Rezoning option gives parents hope

The Department of City Planning announced last week that a possible third scenario was under consideration in the heated school rezoning debate underway on the Upper West Side.
The Community Education Council for District 3 spent much of the summer discussing the two scenarios previously proposed by the Departments of Education (DOE) and City Planning to ease overcrowding in the district. But the opposition to both has been so vehement that it seems the education department felt compelled to reconsider.
So far, the existing Scenarios A and B involve either opening a new elementary school in the P.S. 191 building at Amsterdam Avenue and W. 61st Street — since 191 will be moving into the new 342 building at the Riverside Center — or moving P.S. 452 16 blocks south into 191’s building instead. It is unclear what would then happen to P.S. 452’s current O’Shea campus at Columbus Avenue and W. 77th Street.
Both options would redraw zoning lines, but to varying degrees. Scenario A — opening a new elementary school — would only affect students up to W. 90th Street, while Scenario B — re-siting 452 — would shuffle students all the way up to W. 116th Street. The appeal of the latter proposal, education officials say, is that students in Harlem and the northern regions of Community Education Council (CEC) 3 might be able to attend schools further away on the Upper West Side, thereby integrating some of the most segregated schools in the city.
Since June, seven meetings have been held to present the scenarios and offer the public time to comment. Four of those have taken place in the past week. At the first, a rezoning committee working group session, committee chair Kim Watkins’ goal was to identify ways to connect with and inform families who would be affected by the rezoning but had not attended previous meetings — especially residents of the Amsterdam Houses public housing complex at Amsterdam Avenue and W. 63rd Street — in order to spread the word about the two public hearings this past Saturday and Monday.
But after a third scenario was proposed at the CEC’s calendar meeting the next night, it was suddenly unclear what communities need to be reached out to.
“It made things sort of infinitely more confusing for the people that are already not typically involved,” Watkins said. “The concept of having a couple more weeks to get the word out … seems to have relaxed us a little bit. It seems that the DOE is not going to propose that 452 move. I’m working my very hardest at the moment to try and figure out if we can’t get information on that third scenario sooner rather than later.”
More hearings will be scheduled for October after the new scenario is formally revealed, and the CEC plans to continue connecting with more families in the district to get their feedback and involve them in the process.

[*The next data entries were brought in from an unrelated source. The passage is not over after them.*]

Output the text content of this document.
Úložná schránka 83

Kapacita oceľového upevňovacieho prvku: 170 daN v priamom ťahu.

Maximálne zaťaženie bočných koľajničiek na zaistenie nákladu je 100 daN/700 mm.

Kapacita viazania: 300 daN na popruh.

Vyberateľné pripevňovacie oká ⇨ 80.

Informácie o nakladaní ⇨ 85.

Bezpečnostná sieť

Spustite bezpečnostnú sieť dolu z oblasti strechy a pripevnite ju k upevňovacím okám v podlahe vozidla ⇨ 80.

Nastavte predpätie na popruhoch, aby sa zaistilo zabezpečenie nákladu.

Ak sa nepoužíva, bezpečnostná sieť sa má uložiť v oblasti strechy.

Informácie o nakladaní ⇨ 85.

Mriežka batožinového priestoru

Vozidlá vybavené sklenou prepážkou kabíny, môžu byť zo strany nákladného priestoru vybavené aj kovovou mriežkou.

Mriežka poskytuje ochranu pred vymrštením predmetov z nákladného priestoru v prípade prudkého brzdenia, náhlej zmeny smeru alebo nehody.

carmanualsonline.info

Watkins and Joe Fiordaliso, president of CEC 3, were adamant about separating CEC 3 from the DOE. “When folks have asked questions at our meetings, requested information, we’ve always followed up with the department,” Fiordaliso said at the working group session. “They don’t exactly have a stellar track record when it comes to responsiveness and transparency.” Though the CEC did not draft the proposed scenarios, their role is crucial: they will vote on one of the two — or three — scenarios by November for recommendation to the Panel for Educational Policy, which will then make the final decision on where the schools will go. The CEC will also decide where to draw the zoning lines.
Even with the CEC’s vote approaching, and despite having few details to share about it, the DOE floated the possibility of a third scenario last Wednesday. They did reveal that this third option would not re-site P.S, 452, but that it would redraw zoning lines up to the northern part of the district anyway in order to benefit those students and increase diversity throughout the district as well.
“For one, everyone supports moving 191 to the new building,” said Sarah Turchin, director of planning at the DOE. “One thing people really like about Scenario B is that it includes schools in the northern portion of the district, so we’ve been asked if there’s a way we can include schools in the northern portion but maintain elementary school capacity.”
Turchin went on, saying, “That is an additional scenario that we’re exploring while continuing to focus on our shared goals with the CEC of increasing diversity [and] alleviating overcrowding.” These sentiments garnered loud applause, and went on to be echoed by the vast majority of the speakers at all four of the past week’s meetings.
At last Wednesday’s calendar meeting as well as the two public hearings on Saturday and Monday, residents of the Lincoln Towers buildings on West End Avenue and W. 70th Street were particularly vocal in their opposition to both Scenarios A and B because the redrawn zoning lines would split their community in two. One building would be zoned for P.S. 191 and the other would remain at P.S. 199, which residents insisted over and over again that they had worked together to make success.
“This feeling of community is why so many residents are speaking out,” one mother of a child at P.S. 199 said. “A zoning line that affects only a handful of kids has turned into a petition with over 2,600 signatures. This is the type of community that helped establish 199.” Another Lincoln Towers resident argued at an earlier meeting that they were not “chess pieces” for the DOE to “shove around on the board.”
No further information was given as to Scenario C, which served as a sign of caution for some parents who had been pleading for a third scenario for months. Turchin said the new plan would be presented to the CEC at their Sept. 28 meeting. The DOE is expected to have a final map and plan to the CEC in October for them to vote on in November.